4. The method of claim 1, wherein the library comprises between 50 and one million unique members.

5. The method of claim 1, wherein the library comprises between 20,000 and 100,000 unique members.

6. The method of claim 1, wherein the family of proteins is selected from the group consisting of: G protein coupled receptors, ion channels, receptor tyrosine kinases, non-receptor tyrosine kinases, nuclear hormone receptors, GTPases, ATPases, serine/threonine kinases, proteases, matrix metalloproteinases (MMPs), GTPase-activating proteins (GAPs) and E3 ubiquitin ligases.

7. The method according to claim 1 wherein the step of identifying a consensus sequence comprises identifying at least one signature motif for the family of proteins.

8. The method according to claim 1 wherein the step of identifying a consensus sequence comprises identifying two or more variants of a signature motif for the family of proteins.

9. An siRNA expression library for selective post-transcriptional silencing of genes encoding a family of proteins, wherein members of the library encode siRNA molecules that are of between 15 to 30 nucleotides in length and target at least all mRNA encoding all known members of the family of proteins, and wherein the library comprises up to one million unique members.

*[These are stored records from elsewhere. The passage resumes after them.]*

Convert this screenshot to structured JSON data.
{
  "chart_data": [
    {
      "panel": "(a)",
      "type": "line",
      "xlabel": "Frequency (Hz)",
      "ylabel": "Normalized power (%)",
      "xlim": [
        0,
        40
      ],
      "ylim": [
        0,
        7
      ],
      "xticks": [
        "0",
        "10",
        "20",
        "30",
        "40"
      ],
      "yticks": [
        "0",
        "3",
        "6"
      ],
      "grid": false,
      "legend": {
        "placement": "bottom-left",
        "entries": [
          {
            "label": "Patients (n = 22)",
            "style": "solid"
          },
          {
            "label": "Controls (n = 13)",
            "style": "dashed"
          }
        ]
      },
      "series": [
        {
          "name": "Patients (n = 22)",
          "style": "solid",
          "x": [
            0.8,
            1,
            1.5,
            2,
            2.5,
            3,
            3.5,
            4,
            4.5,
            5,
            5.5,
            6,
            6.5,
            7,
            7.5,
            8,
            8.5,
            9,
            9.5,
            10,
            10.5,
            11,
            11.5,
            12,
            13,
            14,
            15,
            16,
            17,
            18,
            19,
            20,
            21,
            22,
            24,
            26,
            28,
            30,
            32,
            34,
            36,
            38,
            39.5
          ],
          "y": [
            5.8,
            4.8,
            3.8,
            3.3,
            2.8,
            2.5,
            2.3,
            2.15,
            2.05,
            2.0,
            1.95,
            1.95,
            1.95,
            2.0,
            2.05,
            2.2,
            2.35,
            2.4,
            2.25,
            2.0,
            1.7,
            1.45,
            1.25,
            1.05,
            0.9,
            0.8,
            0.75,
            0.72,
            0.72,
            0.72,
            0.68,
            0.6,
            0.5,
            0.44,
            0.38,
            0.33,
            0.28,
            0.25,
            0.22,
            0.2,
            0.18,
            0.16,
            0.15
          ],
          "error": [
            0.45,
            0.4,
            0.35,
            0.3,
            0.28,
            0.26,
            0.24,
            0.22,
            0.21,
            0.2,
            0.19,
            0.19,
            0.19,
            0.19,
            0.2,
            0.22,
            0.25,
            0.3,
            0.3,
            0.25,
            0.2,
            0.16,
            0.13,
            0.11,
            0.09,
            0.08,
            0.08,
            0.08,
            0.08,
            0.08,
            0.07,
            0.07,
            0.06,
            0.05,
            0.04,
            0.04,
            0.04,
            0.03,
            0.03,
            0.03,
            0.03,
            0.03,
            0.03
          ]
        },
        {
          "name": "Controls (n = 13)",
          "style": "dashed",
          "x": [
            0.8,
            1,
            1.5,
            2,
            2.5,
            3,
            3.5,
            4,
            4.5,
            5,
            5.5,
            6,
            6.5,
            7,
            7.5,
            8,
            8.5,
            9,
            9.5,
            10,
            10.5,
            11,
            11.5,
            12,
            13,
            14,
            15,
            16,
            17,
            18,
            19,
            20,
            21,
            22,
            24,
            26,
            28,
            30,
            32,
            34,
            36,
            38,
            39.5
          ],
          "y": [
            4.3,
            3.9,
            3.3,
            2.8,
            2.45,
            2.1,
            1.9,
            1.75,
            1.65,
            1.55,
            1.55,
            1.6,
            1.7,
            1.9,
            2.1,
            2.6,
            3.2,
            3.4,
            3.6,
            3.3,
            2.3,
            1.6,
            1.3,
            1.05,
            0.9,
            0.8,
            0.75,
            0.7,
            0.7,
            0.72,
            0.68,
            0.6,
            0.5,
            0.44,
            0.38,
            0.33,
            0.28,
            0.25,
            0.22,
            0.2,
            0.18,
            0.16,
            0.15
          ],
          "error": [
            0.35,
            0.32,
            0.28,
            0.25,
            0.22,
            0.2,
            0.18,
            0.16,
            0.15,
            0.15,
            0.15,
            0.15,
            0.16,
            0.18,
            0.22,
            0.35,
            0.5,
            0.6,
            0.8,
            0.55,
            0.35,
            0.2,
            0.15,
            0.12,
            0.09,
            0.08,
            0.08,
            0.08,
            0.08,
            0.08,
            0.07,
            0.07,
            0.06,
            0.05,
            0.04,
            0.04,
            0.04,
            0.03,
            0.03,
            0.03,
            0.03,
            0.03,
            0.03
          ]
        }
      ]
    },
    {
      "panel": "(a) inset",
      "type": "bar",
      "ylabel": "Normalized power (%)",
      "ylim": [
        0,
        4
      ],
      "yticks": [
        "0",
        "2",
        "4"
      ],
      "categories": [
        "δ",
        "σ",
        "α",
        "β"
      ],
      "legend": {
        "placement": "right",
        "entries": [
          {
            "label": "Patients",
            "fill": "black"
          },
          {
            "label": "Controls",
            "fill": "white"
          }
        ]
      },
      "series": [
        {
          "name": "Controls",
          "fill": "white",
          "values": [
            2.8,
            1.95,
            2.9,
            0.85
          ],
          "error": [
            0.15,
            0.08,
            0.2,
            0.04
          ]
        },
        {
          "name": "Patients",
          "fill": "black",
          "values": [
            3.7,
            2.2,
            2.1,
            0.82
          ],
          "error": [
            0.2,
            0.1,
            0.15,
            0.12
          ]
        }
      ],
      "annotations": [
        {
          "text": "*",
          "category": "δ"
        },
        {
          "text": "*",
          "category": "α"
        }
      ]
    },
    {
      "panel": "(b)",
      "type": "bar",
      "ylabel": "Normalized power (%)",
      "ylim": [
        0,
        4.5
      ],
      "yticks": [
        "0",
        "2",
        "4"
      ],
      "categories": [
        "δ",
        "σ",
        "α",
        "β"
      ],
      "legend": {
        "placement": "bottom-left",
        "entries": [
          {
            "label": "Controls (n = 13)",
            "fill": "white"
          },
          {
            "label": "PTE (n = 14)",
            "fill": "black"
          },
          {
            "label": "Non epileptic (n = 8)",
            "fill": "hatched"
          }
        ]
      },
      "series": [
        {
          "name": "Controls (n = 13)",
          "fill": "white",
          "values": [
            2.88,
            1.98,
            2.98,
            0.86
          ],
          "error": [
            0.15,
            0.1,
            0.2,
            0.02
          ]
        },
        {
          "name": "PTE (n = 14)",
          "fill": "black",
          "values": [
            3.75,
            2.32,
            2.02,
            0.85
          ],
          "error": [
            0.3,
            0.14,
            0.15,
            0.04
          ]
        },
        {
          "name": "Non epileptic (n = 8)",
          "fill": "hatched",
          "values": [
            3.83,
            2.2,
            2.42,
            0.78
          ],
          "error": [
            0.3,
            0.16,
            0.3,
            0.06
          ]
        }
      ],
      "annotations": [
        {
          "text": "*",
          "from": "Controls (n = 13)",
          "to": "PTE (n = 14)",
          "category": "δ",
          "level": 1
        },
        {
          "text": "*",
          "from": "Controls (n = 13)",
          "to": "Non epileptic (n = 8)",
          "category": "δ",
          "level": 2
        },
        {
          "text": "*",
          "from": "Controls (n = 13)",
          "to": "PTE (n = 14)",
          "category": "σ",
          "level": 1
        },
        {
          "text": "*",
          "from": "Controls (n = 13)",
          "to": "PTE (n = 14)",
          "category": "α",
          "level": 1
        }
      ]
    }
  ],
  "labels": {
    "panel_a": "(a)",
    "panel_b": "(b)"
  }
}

10. The library of claim 9, wherein the library comprises up to 100,000 unique members.

11. The library of claim 9, wherein the family of proteins is selected from the group consisting of: G protein coupled receptors, ion channels, receptor tyrosine kinases, non-receptor tyrosine kinases, nuclear hormone receptors, GTPases, ATPases, serine/threonine kinases, proteases, matrix metalloproteinases (MMPs), GTPase-activating proteins (GAPs) and E3 ubiquitin ligases.

12. The library of claim 9, wherein the siRNA molecules are between 18 to 24 nucleotides in length.